Flu vaccines have activity against specific strains. Usually they include three strains out of the many possibilities. In the last two years H1N1 has been incorporated into the flu vaccine. There is also evidence that after getting the flu vaccine for many years a person can develop fairly broad resistance to many flu strains, and they are less susceptible to the flu in general.
The holy grail of flu vaccines, however, is to develop a universal flu vaccine, one that targets structures on the flu virus that are conserved or common across all strains, instead of targeting structures that are specific to one strain. Researchers are working on the universal flu vaccine, and recently announced progress in this area. It is possible that we could have a universal flu vaccine by 2016. Until then, it is recommended that you get the flu vaccine every year. (Now would be a good time if you have not gotten your vaccine yet this year.)
The last question is this, “isn’t it possible that doing so weakens our natural immune system?” This is a common claim of the anti-vaccine movement (the e-mailer is clearly not anti-vaccine, but you can see how misinformation spreads). Vaccines do not weaken the immune system, they strengthen it. The concept behind vaccines is that they expose the immune system to proteins, killed viruses, parts of viruses or bacteria, or attenuated viruses or bacteria (which are alive but not virulent). The immune system will react as if there is an infection, making antibodies against the structures, including the memory cells that will be able to react the next time the immune system sees the same proteins or structures. Therefore, when the host is exposed to the infecting organism they can mount a much more vigorous immune response and fight off the invader before a clinical infection occurs.

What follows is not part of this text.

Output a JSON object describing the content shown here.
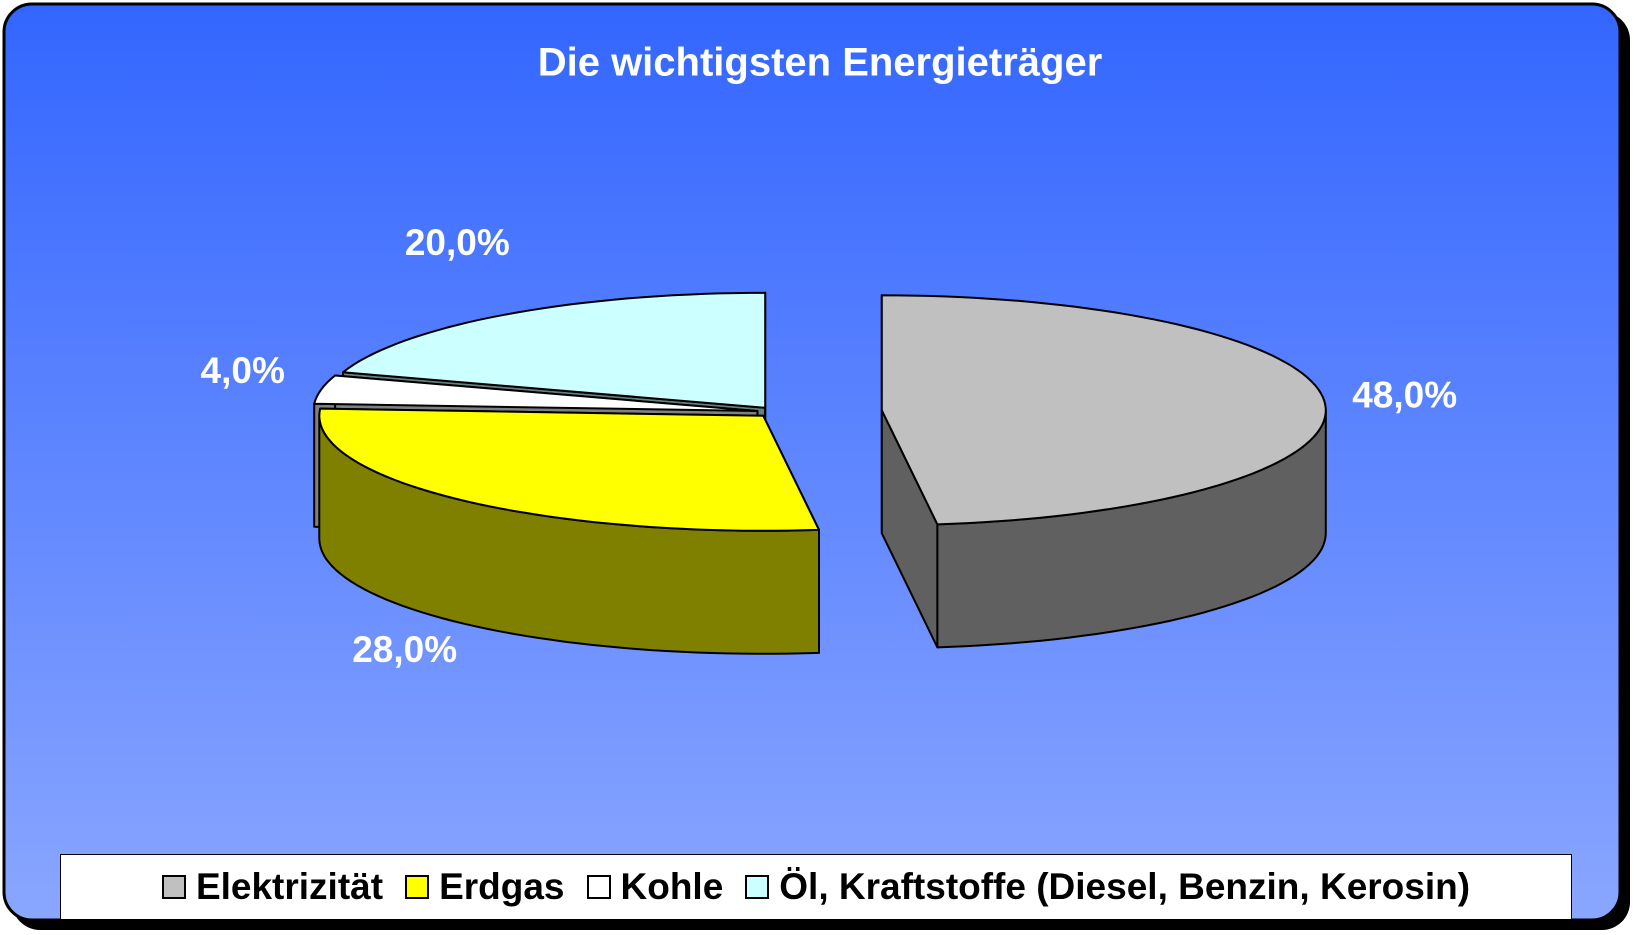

The immune system is therefore strengthened, not weakened. I have never been able to figure out what the reason is to believe vaccines can weaken the immune system. It seems that some people may believe the vaccines fight off infection without using the immune system, as is suggested by the e-mailer’s reference to the “natural immune system,” as if the vaccine represents an artificial immune system. Vaccine works through the immune system – it does not replace it.

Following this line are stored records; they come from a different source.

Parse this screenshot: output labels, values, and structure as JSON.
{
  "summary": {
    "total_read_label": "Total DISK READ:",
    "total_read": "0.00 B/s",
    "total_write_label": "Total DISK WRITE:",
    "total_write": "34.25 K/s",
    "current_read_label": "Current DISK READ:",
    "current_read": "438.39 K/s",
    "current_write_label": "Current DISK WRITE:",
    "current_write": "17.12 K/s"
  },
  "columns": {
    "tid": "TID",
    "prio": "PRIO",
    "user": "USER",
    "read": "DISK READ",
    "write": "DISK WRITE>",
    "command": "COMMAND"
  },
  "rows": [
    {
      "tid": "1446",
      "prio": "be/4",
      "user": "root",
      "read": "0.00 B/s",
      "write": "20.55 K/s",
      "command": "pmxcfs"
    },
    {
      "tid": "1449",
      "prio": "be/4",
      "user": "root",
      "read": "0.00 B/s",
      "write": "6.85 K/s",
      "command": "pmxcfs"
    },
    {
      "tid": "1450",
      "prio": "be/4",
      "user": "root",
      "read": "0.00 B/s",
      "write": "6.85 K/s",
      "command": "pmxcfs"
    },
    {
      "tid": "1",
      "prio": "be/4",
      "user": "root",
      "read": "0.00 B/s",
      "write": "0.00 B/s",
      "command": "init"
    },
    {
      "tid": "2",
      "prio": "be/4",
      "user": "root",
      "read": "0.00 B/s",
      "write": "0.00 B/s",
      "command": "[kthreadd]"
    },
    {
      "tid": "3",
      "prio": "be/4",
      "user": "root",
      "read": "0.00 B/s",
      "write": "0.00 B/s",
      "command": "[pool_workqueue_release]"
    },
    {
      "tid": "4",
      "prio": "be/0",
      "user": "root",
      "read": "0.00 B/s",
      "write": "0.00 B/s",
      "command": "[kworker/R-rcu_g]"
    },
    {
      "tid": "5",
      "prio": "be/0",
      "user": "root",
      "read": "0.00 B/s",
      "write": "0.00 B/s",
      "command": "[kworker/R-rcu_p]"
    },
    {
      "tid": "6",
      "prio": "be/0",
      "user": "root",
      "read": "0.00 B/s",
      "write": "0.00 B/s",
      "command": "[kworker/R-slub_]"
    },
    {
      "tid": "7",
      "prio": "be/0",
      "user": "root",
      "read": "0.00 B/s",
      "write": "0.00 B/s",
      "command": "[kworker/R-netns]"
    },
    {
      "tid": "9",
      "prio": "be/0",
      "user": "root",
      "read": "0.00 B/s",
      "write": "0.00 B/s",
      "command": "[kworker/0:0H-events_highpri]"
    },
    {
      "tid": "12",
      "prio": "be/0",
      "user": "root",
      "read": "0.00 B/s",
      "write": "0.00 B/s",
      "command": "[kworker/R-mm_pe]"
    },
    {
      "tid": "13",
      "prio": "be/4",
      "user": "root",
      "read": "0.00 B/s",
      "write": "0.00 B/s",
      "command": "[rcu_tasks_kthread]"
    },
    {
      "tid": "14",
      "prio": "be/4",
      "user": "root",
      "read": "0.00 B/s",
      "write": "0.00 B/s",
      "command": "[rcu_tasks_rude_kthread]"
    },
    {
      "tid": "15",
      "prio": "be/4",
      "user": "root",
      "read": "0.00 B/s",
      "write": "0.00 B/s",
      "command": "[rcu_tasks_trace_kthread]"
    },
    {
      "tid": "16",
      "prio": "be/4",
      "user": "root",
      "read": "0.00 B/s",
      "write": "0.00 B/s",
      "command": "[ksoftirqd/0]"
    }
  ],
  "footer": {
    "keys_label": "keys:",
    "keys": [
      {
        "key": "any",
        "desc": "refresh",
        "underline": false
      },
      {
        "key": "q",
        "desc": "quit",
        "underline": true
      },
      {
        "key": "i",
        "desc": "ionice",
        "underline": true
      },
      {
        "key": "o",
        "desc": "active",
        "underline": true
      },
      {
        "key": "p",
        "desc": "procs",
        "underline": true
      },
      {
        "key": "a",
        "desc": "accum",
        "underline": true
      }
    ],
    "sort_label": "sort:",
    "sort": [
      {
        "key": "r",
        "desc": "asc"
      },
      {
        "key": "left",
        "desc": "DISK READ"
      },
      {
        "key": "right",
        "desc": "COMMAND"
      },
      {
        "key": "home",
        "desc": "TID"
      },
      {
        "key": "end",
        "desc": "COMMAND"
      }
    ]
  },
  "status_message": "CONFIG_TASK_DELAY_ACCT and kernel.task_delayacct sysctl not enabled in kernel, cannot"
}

There is a real question about the strength and duration of the immune response from vaccines vs a natural infection. Infections do often produce greater and longer lasting immunity from vaccines, because the immune response is often in proportion to the duration of exposure, and an infection can produce more exposure than a vaccine. But scientists track the immune response to vaccine by measuring antibody levels. For many vaccine types sufficient antibody levels last for decades or even a lifetime, so even when they are not as long as the infection they are still robust and long lasting. For others booster shots are required.

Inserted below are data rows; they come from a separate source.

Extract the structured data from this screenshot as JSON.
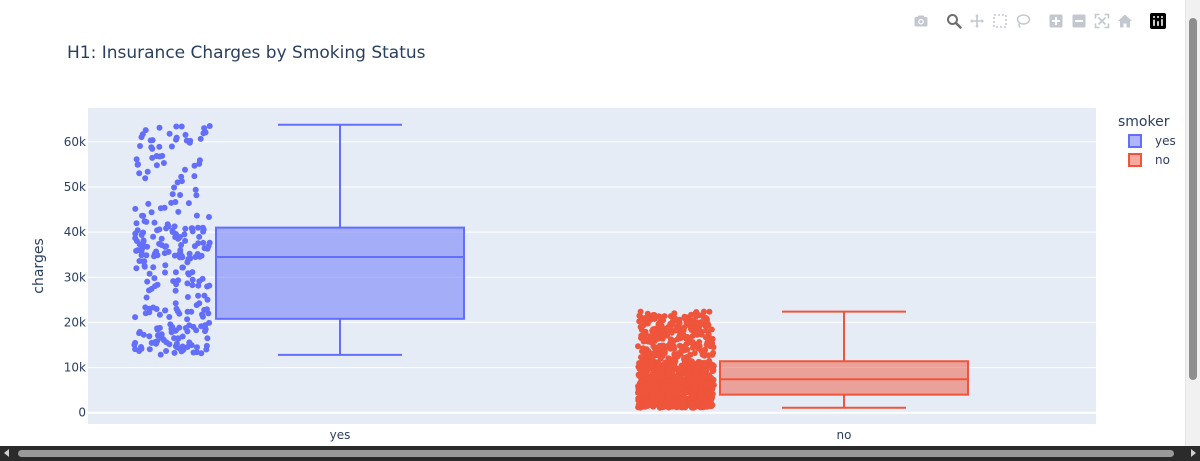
{
  "chart_data": {
    "type": "box",
    "title": "H1: Insurance Charges by Smoking Status",
    "xlabel": "",
    "ylabel": "charges",
    "ylim": [
      -2500,
      67500
    ],
    "yticks": [
      0,
      10000,
      20000,
      30000,
      40000,
      50000,
      60000
    ],
    "ytick_labels": [
      "0",
      "10k",
      "20k",
      "30k",
      "40k",
      "50k",
      "60k"
    ],
    "categories": [
      "yes",
      "no"
    ],
    "legend": {
      "title": "smoker",
      "position": "top-right"
    },
    "points_shown": "all (jittered)",
    "series": [
      {
        "name": "yes",
        "color": "#636efa",
        "box": {
          "lowerfence": 12800,
          "q1": 20800,
          "median": 34500,
          "q3": 41000,
          "upperfence": 63800
        },
        "point_count": 274,
        "outliers": []
      },
      {
        "name": "no",
        "color": "#ef553b",
        "box": {
          "lowerfence": 1100,
          "q1": 4000,
          "median": 7400,
          "q3": 11400,
          "upperfence": 22400
        },
        "point_count": 1064,
        "outliers": []
      }
    ]
  },
  "modebar": {
    "buttons": [
      "camera-icon",
      "zoom-icon",
      "pan-icon",
      "box-select-icon",
      "lasso-icon",
      "zoom-in-icon",
      "zoom-out-icon",
      "autoscale-icon",
      "reset-axes-icon",
      "plotly-logo-icon"
    ]
  }
}
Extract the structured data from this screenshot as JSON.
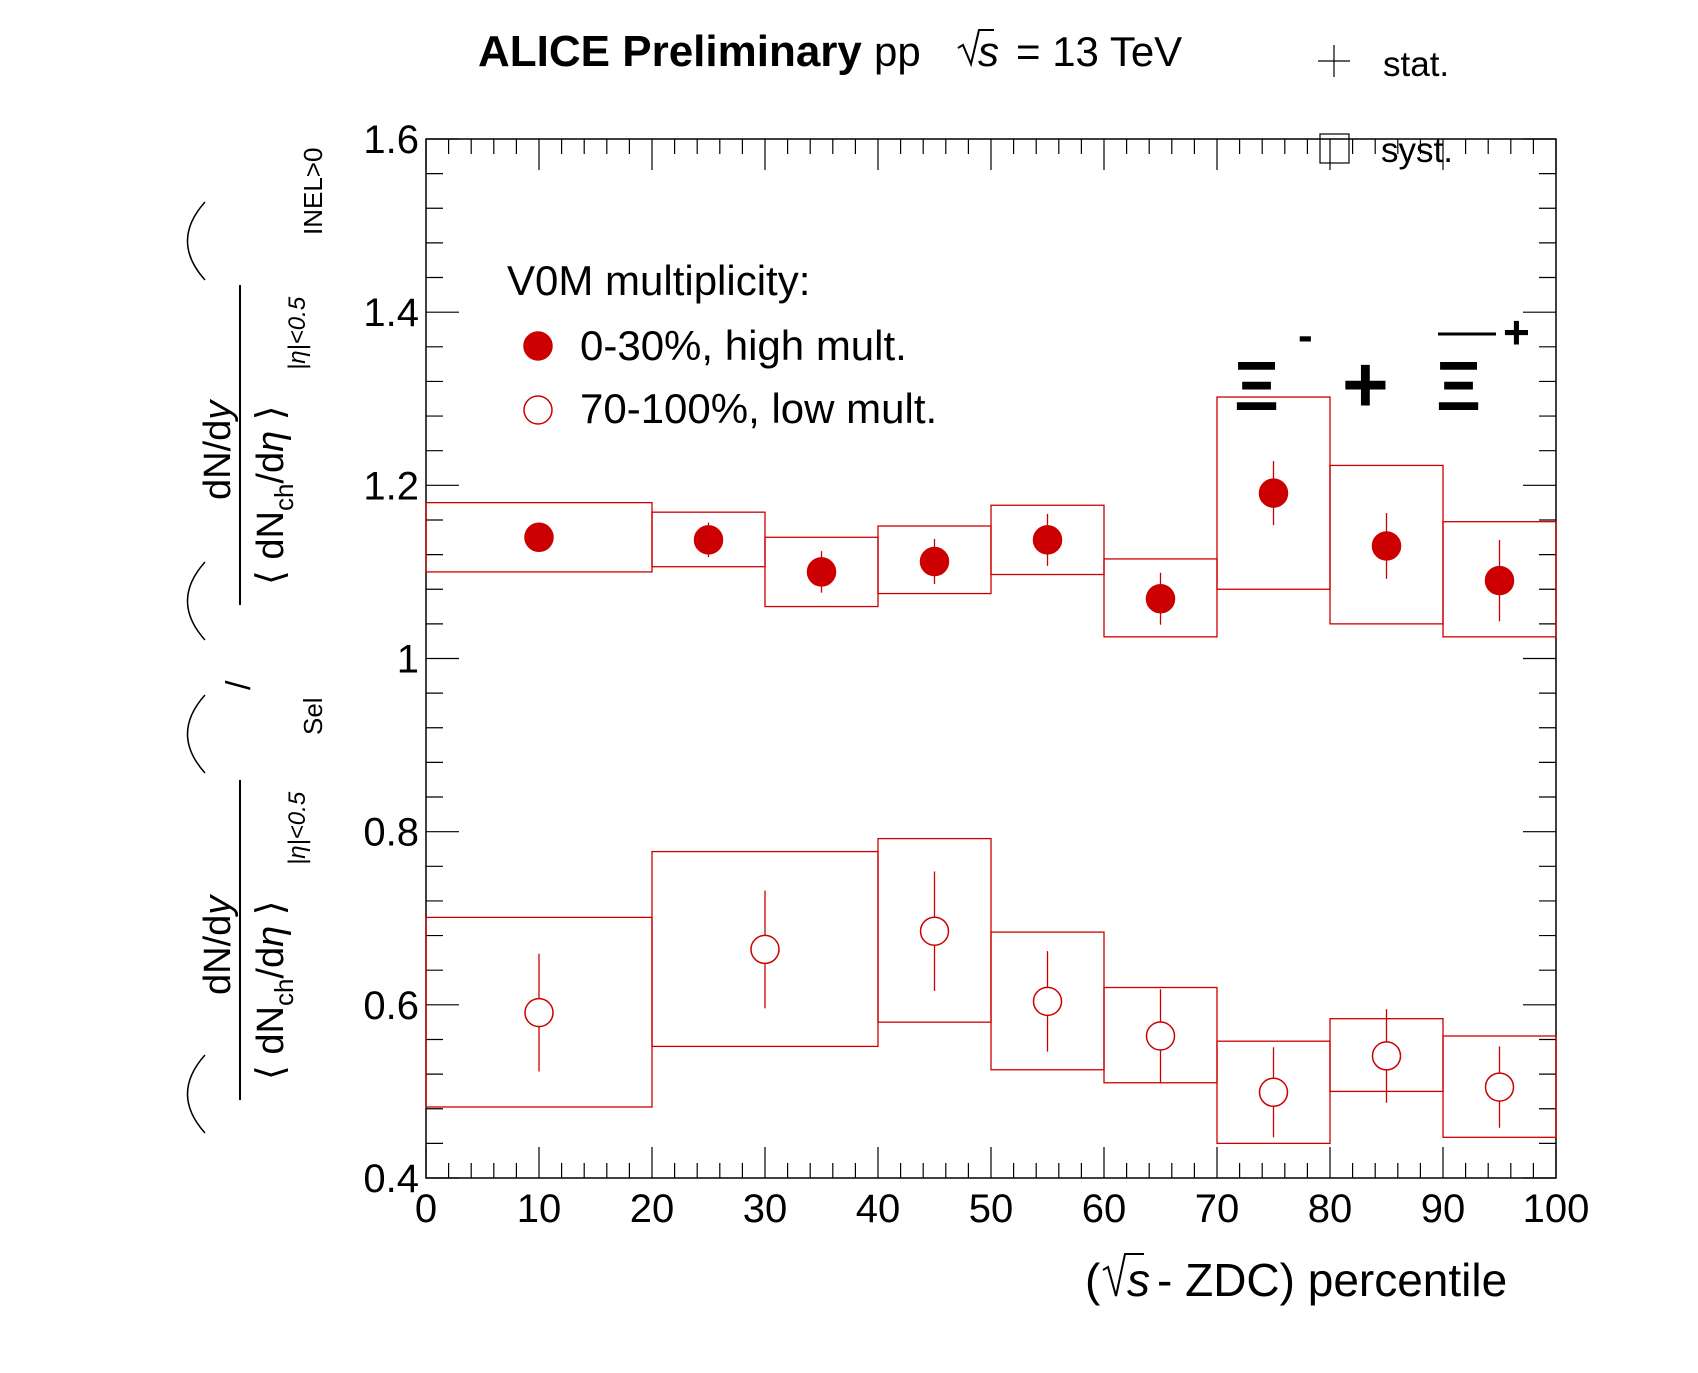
{
  "header": {
    "experiment": "ALICE Preliminary",
    "system": "pp",
    "energy_suffix": "= 13 TeV"
  },
  "uncertainty_legend": {
    "stat_label": "stat.",
    "syst_label": "syst."
  },
  "legend": {
    "title": "V0M multiplicity:",
    "entries": [
      "0-30%, high mult.",
      "70-100%, low mult."
    ]
  },
  "particle_label": {
    "xi": "Ξ",
    "minus_superscript": "-",
    "plus_sign": "+",
    "plus_superscript": "+"
  },
  "colors": {
    "series": "#cc0000",
    "axis": "#000000"
  },
  "chart_data": {
    "type": "scatter",
    "xlabel": "(√s - ZDC) percentile",
    "ylabel": "(dN/dy / ⟨dNch/dη⟩|η|<0.5)Sel / (dN/dy / ⟨dNch/dη⟩|η|<0.5)INEL>0",
    "xlim": [
      0,
      100
    ],
    "ylim": [
      0.4,
      1.6
    ],
    "x_ticks": [
      "0",
      "10",
      "20",
      "30",
      "40",
      "50",
      "60",
      "70",
      "80",
      "90",
      "100"
    ],
    "y_ticks": [
      "0.4",
      "0.6",
      "0.8",
      "1",
      "1.2",
      "1.4",
      "1.6"
    ],
    "series": [
      {
        "name": "0-30%, high mult.",
        "marker": "filled-circle",
        "points": [
          {
            "x": 10,
            "bin": [
              0,
              20
            ],
            "y": 1.14,
            "stat": 0.004,
            "syst_low": 1.1,
            "syst_high": 1.18
          },
          {
            "x": 25,
            "bin": [
              20,
              30
            ],
            "y": 1.137,
            "stat": 0.02,
            "syst_low": 1.106,
            "syst_high": 1.169
          },
          {
            "x": 35,
            "bin": [
              30,
              40
            ],
            "y": 1.1,
            "stat": 0.024,
            "syst_low": 1.06,
            "syst_high": 1.14
          },
          {
            "x": 45,
            "bin": [
              40,
              50
            ],
            "y": 1.112,
            "stat": 0.026,
            "syst_low": 1.075,
            "syst_high": 1.153
          },
          {
            "x": 55,
            "bin": [
              50,
              60
            ],
            "y": 1.137,
            "stat": 0.03,
            "syst_low": 1.097,
            "syst_high": 1.177
          },
          {
            "x": 65,
            "bin": [
              60,
              70
            ],
            "y": 1.069,
            "stat": 0.03,
            "syst_low": 1.025,
            "syst_high": 1.115
          },
          {
            "x": 75,
            "bin": [
              70,
              80
            ],
            "y": 1.191,
            "stat": 0.037,
            "syst_low": 1.08,
            "syst_high": 1.302
          },
          {
            "x": 85,
            "bin": [
              80,
              90
            ],
            "y": 1.13,
            "stat": 0.038,
            "syst_low": 1.04,
            "syst_high": 1.223
          },
          {
            "x": 95,
            "bin": [
              90,
              100
            ],
            "y": 1.09,
            "stat": 0.047,
            "syst_low": 1.025,
            "syst_high": 1.158
          }
        ]
      },
      {
        "name": "70-100%, low mult.",
        "marker": "open-circle",
        "points": [
          {
            "x": 10,
            "bin": [
              0,
              20
            ],
            "y": 0.591,
            "stat": 0.068,
            "syst_low": 0.482,
            "syst_high": 0.701
          },
          {
            "x": 30,
            "bin": [
              20,
              40
            ],
            "y": 0.664,
            "stat": 0.068,
            "syst_low": 0.552,
            "syst_high": 0.777
          },
          {
            "x": 45,
            "bin": [
              40,
              50
            ],
            "y": 0.685,
            "stat": 0.069,
            "syst_low": 0.58,
            "syst_high": 0.792
          },
          {
            "x": 55,
            "bin": [
              50,
              60
            ],
            "y": 0.604,
            "stat": 0.058,
            "syst_low": 0.525,
            "syst_high": 0.684
          },
          {
            "x": 65,
            "bin": [
              60,
              70
            ],
            "y": 0.564,
            "stat": 0.054,
            "syst_low": 0.51,
            "syst_high": 0.62
          },
          {
            "x": 75,
            "bin": [
              70,
              80
            ],
            "y": 0.499,
            "stat": 0.052,
            "syst_low": 0.44,
            "syst_high": 0.558
          },
          {
            "x": 85,
            "bin": [
              80,
              90
            ],
            "y": 0.541,
            "stat": 0.054,
            "syst_low": 0.5,
            "syst_high": 0.584
          },
          {
            "x": 95,
            "bin": [
              90,
              100
            ],
            "y": 0.505,
            "stat": 0.047,
            "syst_low": 0.447,
            "syst_high": 0.564
          }
        ]
      }
    ],
    "grid": false,
    "legend_position": "top-left"
  }
}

In any case this is all better than getting the actual infection. The e-mailer’s suggestion that we can easily fight off infections (again, I assume they mean the flu) is not accurate. Most healthy individuals will weather the flu just fine, but will be miserable for a week or so. For me avoiding a week of the flu is worth getting a shot. But also the flu causes hundreds of thousands of hospitalizations in the US every year, and from 3-49 thousand deaths (it varies greatly from year to year). Also, there are many people in the community who are not healthy, or cannot get vaccinated, so getting the vaccine can help them as well.
The flu vaccine, and vaccines in general, are a safe and effective public health measure. There are some common misconceptions, however, that need to be cleared up on a regular basis. Further, there is a dedicated campaign of ideologically motivated misinformation about vaccines, requiring an equal campaign of public education about the true state of the science.